Similar to the nature of cloud security, different components of the cloud stack may be supported and managed by different entities, especially in a resale situation. As mentioned above, you want to structure your SLA so you can respond to your customer and communicate with the service provider based on the CSP’s own guaranteed response times. If you are the primary support provider, this becomes even more critical.

Beyond support, you need to set clear expectations with the client and with your CSPs for who provisions the cloud infrastructure, who installs and maintains applications, and who maintains QA and upholds the SLA. Some cloud deployments may require custom hardware or special network configurations.

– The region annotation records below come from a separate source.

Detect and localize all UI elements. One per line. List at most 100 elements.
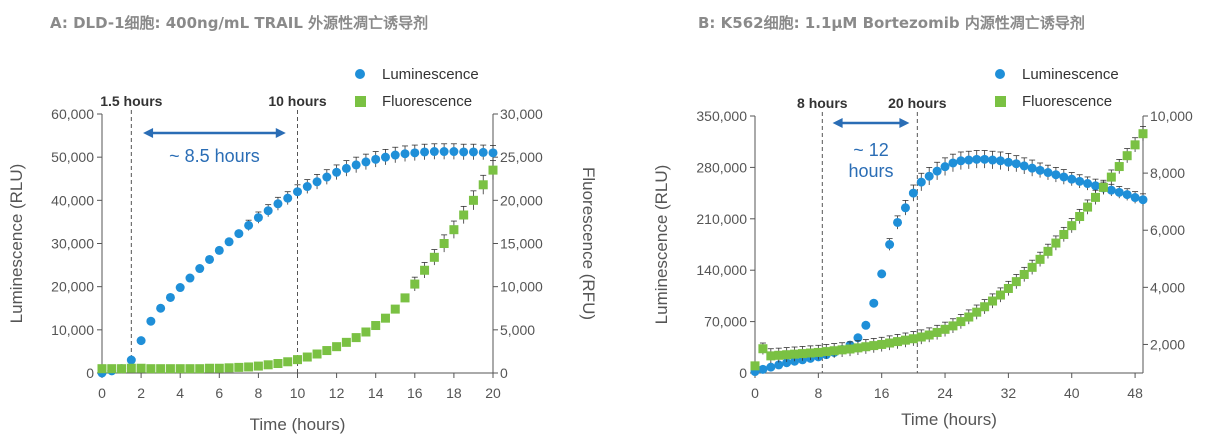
chart-a-fluorescence-point [351,333,361,343]
chart-a-luminescence-point [420,147,430,157]
chart-a-luminescence-point [478,147,488,157]
chart-b-fluorescence-point [869,341,879,351]
chart-a-fluorescence-point [205,363,215,373]
chart-a-x-tick-label: 18 [446,385,462,401]
chart-b-luminescence-point [758,364,768,374]
chart-b-fluorescence-point [885,338,895,348]
chart-b-luminescence-point [972,154,982,164]
chart-a-y2-tick-label: 5,000 [500,322,535,338]
chart-b-x-axis-label: Time (hours) [901,410,997,429]
chart-a-fluorescence-point [175,364,185,374]
chart-b-y2-tick-label: 6,000 [1150,222,1185,238]
chart-b-y-tick-label: 70,000 [704,314,747,330]
chart-a-fluorescence-point [273,359,283,369]
chart-b-luminescence-point [932,166,942,176]
chart-a-y-tick-label: 0 [86,365,94,381]
chart-a-fluorescence-point [165,364,175,374]
chart-a-fluorescence-point [390,304,400,314]
chart-a-fluorescence-point [439,239,449,248]
chart-a-fluorescence-point [117,364,127,374]
chart-a-y-tick-label: 10,000 [51,322,94,338]
chart-a-fluorescence-point [263,360,273,370]
chart-a-x-tick-label: 20 [485,385,501,401]
chart-a-luminescence-point [293,187,302,197]
chart-b-fluorescence-point [1059,230,1069,240]
chart-b-y2-tick-label: 10,000 [1150,108,1193,124]
chart-a-fluorescence-point [146,364,156,374]
chart-b-x-tick-label: 24 [937,385,953,401]
chart-b-luminescence-point [1075,176,1085,186]
chart-a-fluorescence-point [244,362,254,372]
chart-a-x-axis-label: Time (hours) [250,415,346,434]
chart-b-x-tick-label: 40 [1064,385,1080,401]
chart-b-fluorescence-point [1043,246,1053,256]
chart-b-luminescence-point [988,155,998,165]
chart-b-luminescence-point [1130,193,1140,203]
chart-b-fluorescence-point [948,321,958,331]
chart-b-fluorescence-point [798,349,808,359]
chart-b-luminescence-point [1059,172,1069,182]
chart-a-y2-tick-label: 30,000 [500,106,543,122]
chart-b-fluorescence-point [861,342,871,352]
chart-b-fluorescence-point [956,317,966,327]
chart-b-luminescence-point [940,162,950,172]
chart-b-luminescence-point [869,298,879,308]
chart-a-event-label: 10 hours [268,93,327,109]
chart-a-fluorescence-point [234,362,244,372]
chart-a-fluorescence-point [312,349,322,359]
chart-a-y2-tick-label: 20,000 [500,192,543,208]
chart-b-y2-tick-label: 4,000 [1150,279,1185,295]
chart-b-luminescence-point [908,188,918,198]
chart-a-span-arrowhead-left [143,128,154,138]
chart-b-fluorescence-point [853,343,863,353]
chart-b-span-arrowhead-left [832,118,843,128]
chart-b-luminescence-point [980,154,990,164]
chart-a: 0 10,000 20,000 30,000 40,000 50,000 60,000 0 5,… [7,66,598,434]
panel-b-title: B: K562细胞: 1.1μM Bortezomib 内源性凋亡诱导剂 [698,14,1085,32]
chart-b-span-arrowhead-right [899,118,910,128]
chart-b-x-tick-label: 16 [874,385,890,401]
chart-a-fluorescence-point [97,364,107,374]
chart-a-luminescence-point [302,182,312,192]
chart-b-luminescence-point [893,217,903,227]
chart-b-luminescence-point [1106,185,1116,195]
chart-a-fluorescence-point [136,363,146,373]
chart-b-luminescence-point [1011,159,1021,169]
chart-a-luminescence-point [253,213,263,223]
chart-b-fluorescence-point [805,348,815,358]
chart-a-fluorescence-point [332,342,342,352]
chart-a-fluorescence-point [429,252,439,262]
chart-b-fluorescence-point [774,350,784,360]
chart-a-fluorescence-point [488,165,498,175]
chart-b-luminescence-point [885,240,895,249]
chart-b-legend-luminescence-marker [995,69,1005,79]
chart-a-luminescence-point [205,254,215,264]
chart-a-fluorescence-point [156,364,166,374]
chart-a-x-tick-label: 0 [98,385,106,401]
chart-b-y-tick-label: 280,000 [696,159,747,175]
chart-a-fluorescence-point [449,225,459,235]
chart-a-luminescence-point [175,283,185,293]
chart-b-luminescence-point [1003,157,1013,167]
chart-b-fluorescence-point [1011,277,1021,287]
chart-a-y2-tick-label: 0 [500,365,508,381]
chart-a-fluorescence-point [371,321,381,331]
chart-a-y-tick-label: 40,000 [51,192,94,208]
chart-a-luminescence-point [322,172,332,182]
chart-b-fluorescence-point [940,324,950,334]
chart-a-legend-fluorescence-marker [355,96,366,107]
chart-b-luminescence-point [1138,195,1148,205]
chart-a-luminescence-point [195,264,205,274]
chart-a-luminescence-point [283,193,293,203]
chart-b-fluorescence-point [1027,262,1037,272]
chart-b-event-label: 20 hours [888,95,947,111]
chart-a-luminescence-point [273,199,283,209]
chart-a-x-tick-label: 8 [255,385,263,401]
chart-b-luminescence-point [1027,163,1037,173]
chart-a-fluorescence-point [224,363,234,373]
chart-a-fluorescence-point [420,265,430,275]
chart-b-y-tick-label: 350,000 [696,108,747,124]
chart-b-luminescence-point [1114,187,1124,197]
chart-b-span-label: ~ 12 hours [848,140,893,181]
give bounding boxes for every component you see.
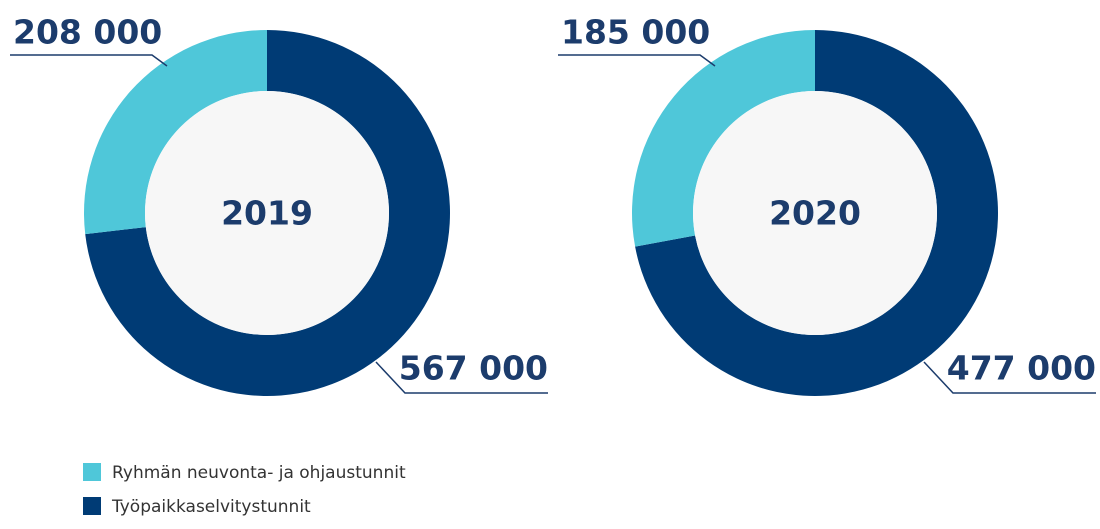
legend-label: Työpaikkaselvitystunnit: [111, 497, 311, 517]
value-label: 185 000: [561, 13, 710, 52]
donut-segment: [631, 30, 815, 247]
leader-line: [375, 361, 548, 394]
value-label: 208 000: [13, 13, 162, 52]
legend-swatch: [83, 497, 101, 515]
leader-line: [10, 54, 168, 67]
leader-line: [558, 54, 716, 67]
legend-label: Ryhmän neuvonta- ja ohjaustunnit: [112, 463, 406, 483]
center-title: 2019: [221, 194, 313, 233]
leader-line: [923, 361, 1096, 394]
donut-segment: [85, 30, 450, 397]
donut-hole: [145, 91, 389, 335]
donut-segment: [635, 30, 998, 396]
value-label: 477 000: [947, 349, 1096, 388]
value-label: 567 000: [399, 349, 548, 388]
center-title: 2020: [769, 194, 861, 233]
donut-segment: [84, 30, 267, 235]
donut-hole: [693, 91, 937, 335]
legend-swatch: [83, 463, 101, 481]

Other cloud configuration and support considerations include:

The processes behind your operational structure may change between customers depending on what they need to put in the cloud, so you need to carefully document and clearly explain all stakeholders (unless you white label a solution, in which case just be sure to cover your bases on your SLAs and service and support information).

 

Be sure to also periodically review your overall cloud spend and infrastructure, both within your organization and with your CSPs, to minimize sprawl and look for efficiency gains, security holes, or performance problems. You also want to monitor your KPIs to make sure you remain profitable.

Adding cloud services to your portfolio may even enhance your ability to sell more traditional voice and data services. The Avant survey linked above also found that while only 29% of respondents sold cloud-centric services like IaaS, SECaaS, Office/Productivity apps, and connectivity, that 29% was responsible for 42% of new Voice MRR and 51% of new Data Network MRR sold.

The cloud is without a doubt a major piece of the present and future of IT channel sales, and you’d be wise to capitalize on it. But it doesn’t come without some real work on your overall processes, as it represents a new paradigm in how services are provisioned, supported, delivered, and administrated.